Keep In Touch With Your Doctor
Tell your doctor what’s been going on since you last saw him or her. Tell the doctor right away if you went to the emergency room or saw a specialist. Tell them about any changes in your appetite, weight, sleep, or energy level. Tell the doctor if any of the medicines you take have changed or if they have made you feel differently. Use these worksheets to keep track of what you want to ask your doctor and what information you want to share.
Make Sure You Can See And Hear As Well As Possible
Many people over 60 wear glasses or need hearing aids. Don’t forget to bring your glasses to the eye doctor. If you have a hearing aid, wear it and make sure it works well.
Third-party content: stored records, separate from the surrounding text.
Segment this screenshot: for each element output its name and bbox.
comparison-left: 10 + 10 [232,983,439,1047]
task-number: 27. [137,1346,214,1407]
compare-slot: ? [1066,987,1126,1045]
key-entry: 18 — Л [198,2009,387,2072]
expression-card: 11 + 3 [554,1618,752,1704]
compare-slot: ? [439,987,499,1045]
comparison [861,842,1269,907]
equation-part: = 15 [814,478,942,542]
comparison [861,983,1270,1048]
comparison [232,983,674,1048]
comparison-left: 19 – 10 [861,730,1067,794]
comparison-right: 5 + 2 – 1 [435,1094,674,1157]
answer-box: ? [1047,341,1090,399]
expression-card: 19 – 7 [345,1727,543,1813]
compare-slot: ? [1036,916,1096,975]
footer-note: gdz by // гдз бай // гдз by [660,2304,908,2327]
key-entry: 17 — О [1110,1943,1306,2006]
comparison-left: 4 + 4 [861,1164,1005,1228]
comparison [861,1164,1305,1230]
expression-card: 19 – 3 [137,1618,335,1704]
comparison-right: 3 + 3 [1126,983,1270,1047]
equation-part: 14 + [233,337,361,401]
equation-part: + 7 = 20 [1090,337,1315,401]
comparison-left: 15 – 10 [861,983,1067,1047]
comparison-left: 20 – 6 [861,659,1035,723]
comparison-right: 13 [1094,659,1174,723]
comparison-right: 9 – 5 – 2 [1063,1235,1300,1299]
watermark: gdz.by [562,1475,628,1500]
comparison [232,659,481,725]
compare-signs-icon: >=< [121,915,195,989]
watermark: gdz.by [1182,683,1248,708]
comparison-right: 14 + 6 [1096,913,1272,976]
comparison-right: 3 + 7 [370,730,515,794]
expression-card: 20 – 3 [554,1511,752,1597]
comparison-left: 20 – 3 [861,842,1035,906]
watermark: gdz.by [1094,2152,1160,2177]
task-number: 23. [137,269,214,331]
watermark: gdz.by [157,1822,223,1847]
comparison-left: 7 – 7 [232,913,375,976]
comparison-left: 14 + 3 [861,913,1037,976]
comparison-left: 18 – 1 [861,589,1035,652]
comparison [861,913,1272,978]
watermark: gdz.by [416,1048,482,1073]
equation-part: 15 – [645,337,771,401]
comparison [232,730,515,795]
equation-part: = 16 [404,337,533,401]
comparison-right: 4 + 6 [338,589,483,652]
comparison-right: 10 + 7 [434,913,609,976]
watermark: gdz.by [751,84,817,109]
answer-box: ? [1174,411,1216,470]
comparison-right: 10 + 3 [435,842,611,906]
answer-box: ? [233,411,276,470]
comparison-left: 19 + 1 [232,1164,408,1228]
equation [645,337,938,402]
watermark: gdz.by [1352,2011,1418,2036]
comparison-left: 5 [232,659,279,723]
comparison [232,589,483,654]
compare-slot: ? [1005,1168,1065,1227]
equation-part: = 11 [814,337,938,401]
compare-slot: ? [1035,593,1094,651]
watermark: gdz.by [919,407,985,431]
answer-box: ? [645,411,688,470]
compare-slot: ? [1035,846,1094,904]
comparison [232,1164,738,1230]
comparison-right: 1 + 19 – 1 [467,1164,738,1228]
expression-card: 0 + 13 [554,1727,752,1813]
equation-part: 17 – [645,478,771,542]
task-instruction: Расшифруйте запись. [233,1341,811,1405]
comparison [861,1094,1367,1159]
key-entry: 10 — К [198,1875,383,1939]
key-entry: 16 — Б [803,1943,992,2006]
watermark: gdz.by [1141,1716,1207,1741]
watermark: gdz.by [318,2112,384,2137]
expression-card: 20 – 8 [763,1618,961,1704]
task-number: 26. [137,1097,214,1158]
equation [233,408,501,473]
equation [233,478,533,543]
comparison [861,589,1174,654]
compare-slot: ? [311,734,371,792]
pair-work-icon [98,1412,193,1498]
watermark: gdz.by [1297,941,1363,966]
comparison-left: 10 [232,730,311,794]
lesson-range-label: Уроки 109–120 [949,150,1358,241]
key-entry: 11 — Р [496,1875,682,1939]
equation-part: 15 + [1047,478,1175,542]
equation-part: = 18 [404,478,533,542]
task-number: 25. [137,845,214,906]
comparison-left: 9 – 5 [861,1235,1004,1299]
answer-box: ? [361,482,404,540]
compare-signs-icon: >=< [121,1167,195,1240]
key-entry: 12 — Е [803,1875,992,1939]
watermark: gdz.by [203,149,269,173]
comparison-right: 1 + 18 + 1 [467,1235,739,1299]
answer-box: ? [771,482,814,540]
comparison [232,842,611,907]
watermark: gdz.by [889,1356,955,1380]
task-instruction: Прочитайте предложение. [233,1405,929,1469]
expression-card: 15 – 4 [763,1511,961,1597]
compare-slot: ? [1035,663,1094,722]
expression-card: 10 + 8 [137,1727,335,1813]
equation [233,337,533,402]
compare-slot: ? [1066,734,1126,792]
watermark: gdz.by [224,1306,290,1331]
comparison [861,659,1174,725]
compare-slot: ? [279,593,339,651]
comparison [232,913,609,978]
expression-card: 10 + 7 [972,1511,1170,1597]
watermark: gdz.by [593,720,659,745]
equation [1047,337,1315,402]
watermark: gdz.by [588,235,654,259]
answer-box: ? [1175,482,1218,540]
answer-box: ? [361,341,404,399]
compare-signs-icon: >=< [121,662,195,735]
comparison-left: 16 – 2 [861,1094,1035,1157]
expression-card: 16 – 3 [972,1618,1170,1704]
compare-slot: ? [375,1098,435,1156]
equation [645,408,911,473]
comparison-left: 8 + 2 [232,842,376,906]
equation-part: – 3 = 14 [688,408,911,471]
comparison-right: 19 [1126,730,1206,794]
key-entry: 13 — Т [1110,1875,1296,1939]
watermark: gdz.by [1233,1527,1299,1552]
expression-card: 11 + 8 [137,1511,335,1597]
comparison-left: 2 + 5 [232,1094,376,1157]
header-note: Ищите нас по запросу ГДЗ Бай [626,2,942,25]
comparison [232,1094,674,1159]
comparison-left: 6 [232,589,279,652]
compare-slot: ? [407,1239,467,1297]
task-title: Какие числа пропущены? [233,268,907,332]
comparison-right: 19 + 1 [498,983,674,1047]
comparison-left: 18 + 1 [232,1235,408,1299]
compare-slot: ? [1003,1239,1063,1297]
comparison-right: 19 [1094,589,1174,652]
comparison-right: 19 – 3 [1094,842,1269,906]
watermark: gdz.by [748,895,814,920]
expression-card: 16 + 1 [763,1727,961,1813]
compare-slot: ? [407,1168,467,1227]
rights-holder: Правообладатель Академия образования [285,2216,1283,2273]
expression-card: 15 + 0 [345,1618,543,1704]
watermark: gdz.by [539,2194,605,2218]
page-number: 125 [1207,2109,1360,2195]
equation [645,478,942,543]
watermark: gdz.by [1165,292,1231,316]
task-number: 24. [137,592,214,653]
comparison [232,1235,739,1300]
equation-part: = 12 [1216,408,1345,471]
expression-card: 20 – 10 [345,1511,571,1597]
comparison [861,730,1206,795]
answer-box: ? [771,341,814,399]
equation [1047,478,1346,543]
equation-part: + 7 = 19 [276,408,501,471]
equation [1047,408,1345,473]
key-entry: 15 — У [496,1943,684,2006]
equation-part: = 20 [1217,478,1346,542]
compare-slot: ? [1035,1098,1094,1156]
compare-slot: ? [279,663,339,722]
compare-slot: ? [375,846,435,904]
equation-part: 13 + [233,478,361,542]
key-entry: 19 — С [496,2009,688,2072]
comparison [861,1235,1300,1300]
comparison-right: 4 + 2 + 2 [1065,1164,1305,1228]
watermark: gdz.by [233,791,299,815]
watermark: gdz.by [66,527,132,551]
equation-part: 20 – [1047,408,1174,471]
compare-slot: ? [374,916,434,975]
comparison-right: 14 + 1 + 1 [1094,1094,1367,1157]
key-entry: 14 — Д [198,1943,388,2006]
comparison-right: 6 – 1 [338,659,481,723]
Tell the doctor and the staff if you can’t see or hear well. For example, you might say, “It’s hard for me to understand everything you’re saying because of my hearing. It really helps if you talk slowly and look at me when you talk.”
Ask For An Interpreter If You Need Help
If the doctor you chose or were sent to doesn’t speak your language, ask the doctor’s office to send an interpreter. Even though some English-speaking doctors know basic medical terminology in Spanish or other languages, you may feel more at ease speaking in your own language, especially when talking about sensitive topics like sexuality or depression. Call the doctor’s office ahead of time to make sure an interpreter will be there.
Always tell the doctor, your interpreter, or a member of the staff if you don’t understand the doctor’s diagnosis or instructions. Don’t let the fact that you don’t speak the language keep you from asking questions or expressing your concerns.